Kobach-supported immigration bills probably stalled, Kansas leaders say

After four days of emotional hearings, legislative leaders said several proposed immigration bills supported by Secretary of State Kris Kobach are probably dead.

“I don’t sense the support in the Senate for that kind of legislation,” said Senate President Steve Morris, R-Hugoton.

House Speaker Mike O’Neal, R-Hutchinson, said, “I don’t have a burning desire to address immigration this year.”

O’Neal said he doesn’t want to pass a law that guarantees putting the state in litigation “just for political expediency so somebody can have a good vote.”

House Democratic Leader Paul Davis of Lawrence said the more people learn about the effects of similar Kobach laws in Arizona and Alabama “the more people shy away from the direction he wants to go.”

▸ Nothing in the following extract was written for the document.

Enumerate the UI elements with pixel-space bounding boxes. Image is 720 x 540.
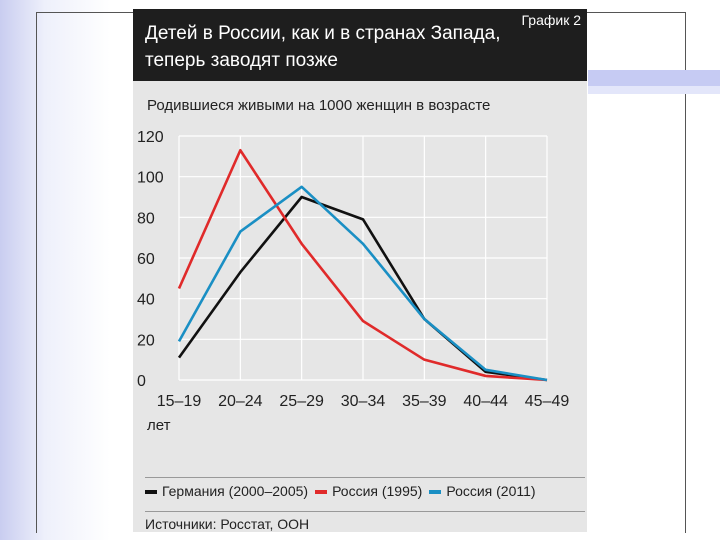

Kobach was a leading force in passage of Senate Bill 1070 in Arizona, which would require police check the legal status of anyone they have stopped and suspect may be an illegal immigrant. That part of the law is being challenged in court.

He also helped pass a law in Alabama that goes further by requiring public schools determine the citizenship status of students and making it a crime to knowingly rent housing to an illegal immigrant.

Kobach has urged approval of similar bills in Kansas. “Unless Kansas acts, we will become the No. 1 destination for illegal aliens in the Midwest,” he said.

Several business and religious leaders lined up in opposition. They said the bills would lead to racial profiling, and make the state less safe because undocumented workers would be unwilling to volunteer information to police about crime activity for fear they would be deported.

Morris, however, said there is quite a bit of support for a bill that would allow some undocumented workers to apply for a legal status that would allow them to work in Kansas industries facing labor shortages.

Senate Democratic Leader Anthony Hensley of Topeka and Davis said they believed if the Legislature does approve any immigration related bill, it will be a measure that would require use of the federal database E-Verify to check on the citizenship status of government employees and contractors.

O’Neal said the complexities of illegal immigration make it difficult to come up with a consensus. “What may work in eastern Kansas,” he said, “may not work in western Kansas.”